Empat Anggota DPR-RI Non Aktif, Syahroni, Uya Kuya, Eko Patrio dan Nafa Urbach saat mengikuti prosesi sidang di MKD DPR. (ist)
menitindonesia, JAKARTA – Mahkamah Kehormatan Dewan (MKD DPR) menjatuhkan sanksi etik kepada tiga anggota DPR nonaktif usai insiden ricuh yang terjadi pada Agustus 2025. Sementara dua anggota lainnya diputuskan diaktifkan kembali sebagai anggota DPR.
Sidang putusan MKD digelar di Kompleks Parlemen, Senayan, Jakarta, Rabu (5/11/2025), dipimpin langsung oleh Ketua MKD Nazaruddin Dek Gam. Sidang dihadiri empat pimpinan MKD dan sejumlah anggota lainnya.
Lima anggota DPR nonaktif yang disidang yakni Adies Kadir (teradu I), Nafa Urbach (teradu II), Surya Utama atau Uya Kuya (teradu III), Eko Hendro Purnomo (teradu IV), dan Ahmad Sahroni (teradu V).

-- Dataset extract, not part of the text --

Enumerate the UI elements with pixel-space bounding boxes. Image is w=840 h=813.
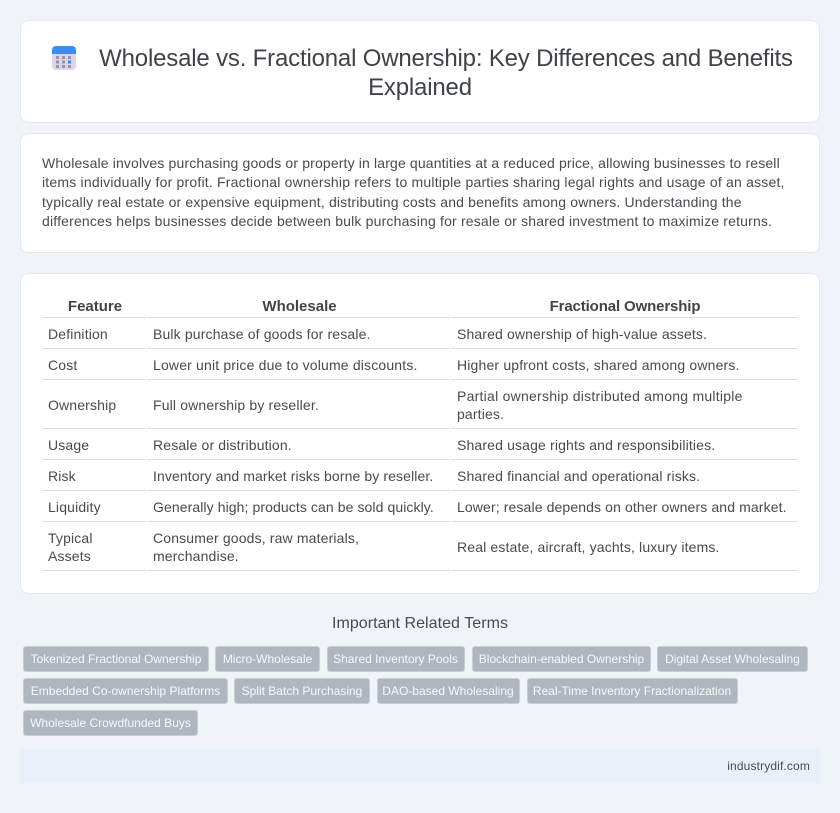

Dalam putusan yang dibacakan Wakil Ketua MKD Adang Daradjatun, tiga legislator dijatuhi sanksi nonaktif dengan durasi berbeda:
Nafa Urbach: nonaktif 3 bulan
Eko Hendro Purnomo: nonaktif 4 bulan
Ahmad Sahroni: nonaktif 6 bulan
Sementara dua anggota lainnya, Adies Kadir dan Surya Utama (Uya Kuya), diputuskan kembali aktif sebagai anggota DPR terhitung sejak putusan dibacakan.
“Putusan ini ditetapkan dalam rapat permusyawaratan MKD dan bersifat final serta mengikat sejak tanggal dibacakan,” ujar Adang Daradjatun di ruang sidang MKD.
Sidang sempat diskors di awal karena kehadiran para teradu di ruang sidang. Namun sidang berlanjut dengan pembacaan putusan lengkap disertai pertimbangan etik.
Menariknya, para pengadu yang sebelumnya melaporkan lima anggota DPR itu diketahui telah mencabut aduannya sebelum putusan dibacakan.
Ketua MKD Nazaruddin Dek Gam menjelaskan, para pelapor — di antaranya Hotman Samosir, Kesatuan Mahasiswa Hindu Dharma Indonesia (KMHDI), Komunitas Pemberantas Korupsi Sumatera Barat, dan LBH serta Lembaga Kajian Pemerhati Hukum Indonesia — resmi mencabut laporan mereka.
“Para pengadu telah melakukan pencabutan pengaduannya, sehingga tidak wajib dihadirkan dalam persidangan MKD,” ujar Dek Gam.
Hal senada disampaikan Wakil Ketua MKD TB Hasanuddin yang menyebut pencabutan dilakukan karena telah ada klarifikasi dari para teradu.
“Para pengadu mencabut aduan karena adanya klarifikasi dan kesalahan dalam menelaah informasi yang beredar di media,” katanya.
Anggota MKD Agung Widyantoro menambahkan, sesuai pendapat ahli, pencabutan laporan otomatis membuat perkara etik dianggap tidak ada.
Latar Belakang Kasus
Kasus ini bermula dari aksi joget dan komentar kontroversial sejumlah anggota DPR saat Sidang Tahunan DPR pada Agustus 2025, yang memicu kemarahan publik dan aksi unjuk rasa di depan kompleks parlemen.
Sebanyak lima anggota DPR kemudian dinonaktifkan oleh partai masing-masing dan diperiksa oleh MKD atas dugaan pelanggaran etik.
Dalam prosesnya, MKD menghadirkan delapan saksi dan ahli, antara lain Deputi Persidangan Setjen DPR Suprihartini, ahli kriminologi Prof. Adrianus Eliasta, ahli sosiologi Trubus Rahadiansyah, serta ahli media sosial Ismail Fahmi.
Putusan yang dibacakan pada Rabu sore tersebut menandai akhir dari proses etik yang telah berjalan sejak awal November 2025.